Neue Perspektiven auf opfer-täter-Dynamiken

Diese sechsteilige Reihe widmet sich einem Thema, das unser persönliches, gemeinschaftliches und gesellschaftliches Leben tief prägt: Vergebung.

Oft wird sie als moralische Pflicht oder als einfacher Schritt zu innerem Frieden dargestellt. Doch Vergebung ist weit komplexer – und gerade dort herausfordernd, wo Schuld, Verletzung und Machtgefälle eine tiefgreifende Dynamik entfalten. Oftmals begegnen wir der Vorstellung, dass Vergebung ein Zeichen von Stärke oder Reife sei. Gleichzeitig stehen Menschen, die nicht oder noch nicht vergeben können, unter dem Verdacht der Härte, des Mangels an Glauben oder der inneren Unfähigkeit. Diese moralische Aufladung führt dazu, dass Vergebung häufig mit einem inneren Druck in Verbindung steht.

Doch auch Täter:innen stehen vor Herausforderungen. Die Last der Schuld kann schwer wiegen, von Scham, Abwehr oder Verdrängung begleitet sein und den Weg zurück in ein verantwortungsvolles Leben erschweren.
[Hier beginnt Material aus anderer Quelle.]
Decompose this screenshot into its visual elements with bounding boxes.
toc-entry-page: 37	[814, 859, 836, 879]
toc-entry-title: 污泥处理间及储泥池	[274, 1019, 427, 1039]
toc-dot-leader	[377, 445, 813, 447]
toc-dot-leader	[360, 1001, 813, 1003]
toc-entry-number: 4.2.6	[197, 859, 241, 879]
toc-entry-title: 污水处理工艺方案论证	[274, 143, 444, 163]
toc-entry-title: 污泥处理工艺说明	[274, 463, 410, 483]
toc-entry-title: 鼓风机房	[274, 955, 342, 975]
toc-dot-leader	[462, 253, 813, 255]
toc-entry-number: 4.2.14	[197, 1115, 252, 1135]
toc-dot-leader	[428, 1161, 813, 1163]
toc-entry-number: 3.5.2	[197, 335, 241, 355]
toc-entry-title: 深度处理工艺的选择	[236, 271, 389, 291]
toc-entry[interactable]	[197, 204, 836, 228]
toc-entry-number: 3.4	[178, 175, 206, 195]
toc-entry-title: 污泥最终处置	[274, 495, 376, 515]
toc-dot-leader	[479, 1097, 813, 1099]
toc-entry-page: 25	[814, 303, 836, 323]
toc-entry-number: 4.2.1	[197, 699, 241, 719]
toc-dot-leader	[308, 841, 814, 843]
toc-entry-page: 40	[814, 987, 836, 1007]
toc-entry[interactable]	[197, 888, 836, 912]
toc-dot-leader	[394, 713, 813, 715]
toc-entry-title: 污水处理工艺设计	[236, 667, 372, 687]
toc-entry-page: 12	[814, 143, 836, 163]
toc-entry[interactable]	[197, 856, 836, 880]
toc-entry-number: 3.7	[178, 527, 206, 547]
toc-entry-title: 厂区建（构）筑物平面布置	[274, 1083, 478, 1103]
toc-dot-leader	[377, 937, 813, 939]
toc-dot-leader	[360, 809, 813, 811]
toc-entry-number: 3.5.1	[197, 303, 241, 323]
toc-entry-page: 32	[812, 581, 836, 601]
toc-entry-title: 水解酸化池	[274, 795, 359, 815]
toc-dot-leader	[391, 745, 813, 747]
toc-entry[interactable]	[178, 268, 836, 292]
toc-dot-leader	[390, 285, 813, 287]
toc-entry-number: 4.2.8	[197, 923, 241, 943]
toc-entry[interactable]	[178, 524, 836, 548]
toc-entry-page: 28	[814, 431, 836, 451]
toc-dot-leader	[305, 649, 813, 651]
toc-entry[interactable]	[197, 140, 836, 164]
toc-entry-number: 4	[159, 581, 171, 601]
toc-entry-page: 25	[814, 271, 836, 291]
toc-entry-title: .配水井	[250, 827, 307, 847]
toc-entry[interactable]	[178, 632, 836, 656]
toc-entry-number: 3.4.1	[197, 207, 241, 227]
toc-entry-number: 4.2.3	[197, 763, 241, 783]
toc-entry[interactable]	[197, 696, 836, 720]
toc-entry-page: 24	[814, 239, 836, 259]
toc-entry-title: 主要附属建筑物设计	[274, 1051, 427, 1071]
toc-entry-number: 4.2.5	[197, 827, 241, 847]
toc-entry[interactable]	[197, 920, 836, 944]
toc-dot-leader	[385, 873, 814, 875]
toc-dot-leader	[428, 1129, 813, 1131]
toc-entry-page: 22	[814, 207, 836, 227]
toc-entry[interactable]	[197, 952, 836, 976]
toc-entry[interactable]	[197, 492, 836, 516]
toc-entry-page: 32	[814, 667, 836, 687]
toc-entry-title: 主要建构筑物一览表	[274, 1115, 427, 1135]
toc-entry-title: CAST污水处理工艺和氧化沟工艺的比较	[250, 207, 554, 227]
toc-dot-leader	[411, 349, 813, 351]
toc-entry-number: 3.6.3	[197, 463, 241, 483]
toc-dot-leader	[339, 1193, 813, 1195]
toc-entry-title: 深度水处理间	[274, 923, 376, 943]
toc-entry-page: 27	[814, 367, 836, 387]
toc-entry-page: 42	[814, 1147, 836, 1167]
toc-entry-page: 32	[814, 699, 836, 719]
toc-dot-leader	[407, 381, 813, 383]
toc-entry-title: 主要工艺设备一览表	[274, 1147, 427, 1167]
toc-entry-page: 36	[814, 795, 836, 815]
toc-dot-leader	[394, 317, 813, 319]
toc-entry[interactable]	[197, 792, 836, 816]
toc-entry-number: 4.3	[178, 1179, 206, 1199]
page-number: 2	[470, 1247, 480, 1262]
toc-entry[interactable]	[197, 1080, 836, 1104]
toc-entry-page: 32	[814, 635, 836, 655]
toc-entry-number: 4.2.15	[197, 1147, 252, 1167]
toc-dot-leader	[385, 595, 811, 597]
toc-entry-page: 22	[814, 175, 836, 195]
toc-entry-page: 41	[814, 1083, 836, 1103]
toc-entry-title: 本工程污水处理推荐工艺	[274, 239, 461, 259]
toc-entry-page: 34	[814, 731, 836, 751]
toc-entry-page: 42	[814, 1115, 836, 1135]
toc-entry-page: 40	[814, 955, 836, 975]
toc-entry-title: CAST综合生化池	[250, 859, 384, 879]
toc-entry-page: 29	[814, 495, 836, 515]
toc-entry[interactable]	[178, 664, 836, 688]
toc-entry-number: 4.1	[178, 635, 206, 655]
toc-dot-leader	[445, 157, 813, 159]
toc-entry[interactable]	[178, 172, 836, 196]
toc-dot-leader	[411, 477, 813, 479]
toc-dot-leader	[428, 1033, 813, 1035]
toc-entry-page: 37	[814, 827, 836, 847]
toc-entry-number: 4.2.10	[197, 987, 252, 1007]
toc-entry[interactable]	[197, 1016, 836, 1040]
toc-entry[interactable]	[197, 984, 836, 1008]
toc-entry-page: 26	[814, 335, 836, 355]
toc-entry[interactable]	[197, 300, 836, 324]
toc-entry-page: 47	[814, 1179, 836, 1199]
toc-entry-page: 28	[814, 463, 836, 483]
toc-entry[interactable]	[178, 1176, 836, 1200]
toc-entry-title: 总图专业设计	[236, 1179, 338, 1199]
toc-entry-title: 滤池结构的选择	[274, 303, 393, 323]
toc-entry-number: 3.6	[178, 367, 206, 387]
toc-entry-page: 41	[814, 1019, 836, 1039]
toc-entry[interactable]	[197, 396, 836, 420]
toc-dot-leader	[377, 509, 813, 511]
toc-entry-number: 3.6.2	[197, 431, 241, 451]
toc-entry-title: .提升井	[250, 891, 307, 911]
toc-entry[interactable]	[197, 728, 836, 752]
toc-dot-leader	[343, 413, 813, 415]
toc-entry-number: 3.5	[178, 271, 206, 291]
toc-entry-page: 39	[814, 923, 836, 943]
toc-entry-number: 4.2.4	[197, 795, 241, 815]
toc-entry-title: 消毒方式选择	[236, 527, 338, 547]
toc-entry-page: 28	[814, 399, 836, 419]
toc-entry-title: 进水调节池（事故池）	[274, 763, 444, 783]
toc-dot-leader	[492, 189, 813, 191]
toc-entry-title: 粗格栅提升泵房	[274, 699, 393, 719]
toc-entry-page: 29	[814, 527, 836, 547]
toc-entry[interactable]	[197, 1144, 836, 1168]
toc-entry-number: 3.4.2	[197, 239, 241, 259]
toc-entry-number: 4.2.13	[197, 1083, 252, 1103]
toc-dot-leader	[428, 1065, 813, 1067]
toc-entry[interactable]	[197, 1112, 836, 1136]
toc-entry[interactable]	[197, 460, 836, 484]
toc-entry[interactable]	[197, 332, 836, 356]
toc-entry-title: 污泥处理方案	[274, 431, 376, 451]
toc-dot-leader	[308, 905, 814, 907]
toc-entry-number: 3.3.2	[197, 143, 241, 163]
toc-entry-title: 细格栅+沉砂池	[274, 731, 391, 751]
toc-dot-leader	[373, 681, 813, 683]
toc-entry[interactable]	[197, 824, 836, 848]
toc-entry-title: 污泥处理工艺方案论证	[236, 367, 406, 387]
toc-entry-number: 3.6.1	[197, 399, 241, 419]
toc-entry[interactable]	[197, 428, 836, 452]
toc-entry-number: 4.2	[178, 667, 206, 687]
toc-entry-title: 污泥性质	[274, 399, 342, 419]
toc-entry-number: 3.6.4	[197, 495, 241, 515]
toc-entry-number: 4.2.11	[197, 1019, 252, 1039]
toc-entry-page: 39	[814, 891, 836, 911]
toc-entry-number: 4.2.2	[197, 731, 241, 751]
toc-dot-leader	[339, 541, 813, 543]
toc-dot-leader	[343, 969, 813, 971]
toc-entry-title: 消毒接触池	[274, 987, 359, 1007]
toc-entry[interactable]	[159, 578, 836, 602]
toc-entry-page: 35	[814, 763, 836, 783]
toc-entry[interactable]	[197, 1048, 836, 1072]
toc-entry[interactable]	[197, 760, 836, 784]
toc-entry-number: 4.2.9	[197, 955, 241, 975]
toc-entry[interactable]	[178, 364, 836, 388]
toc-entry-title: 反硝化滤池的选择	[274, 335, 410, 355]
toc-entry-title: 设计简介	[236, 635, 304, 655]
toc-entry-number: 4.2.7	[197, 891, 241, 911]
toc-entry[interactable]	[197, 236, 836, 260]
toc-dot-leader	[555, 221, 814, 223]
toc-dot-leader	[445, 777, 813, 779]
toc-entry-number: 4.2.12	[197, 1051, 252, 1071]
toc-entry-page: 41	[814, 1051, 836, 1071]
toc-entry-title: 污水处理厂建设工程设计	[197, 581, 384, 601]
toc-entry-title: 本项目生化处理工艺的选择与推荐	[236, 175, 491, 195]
Für Justiz und Öffentlichkeit stellen sich dabei grundlegende Fragen: Welche Rolle kann oder darf Vergebung in diesem Kontext spielen? Wie würdigen wir Betroffene, ohne dabei Täter:innen ganz abzuschreiben? Und wie lassen sich Verantwortung, Gerechtigkeit und mögliche Heilungsprozesse miteinander in Beziehung setzen?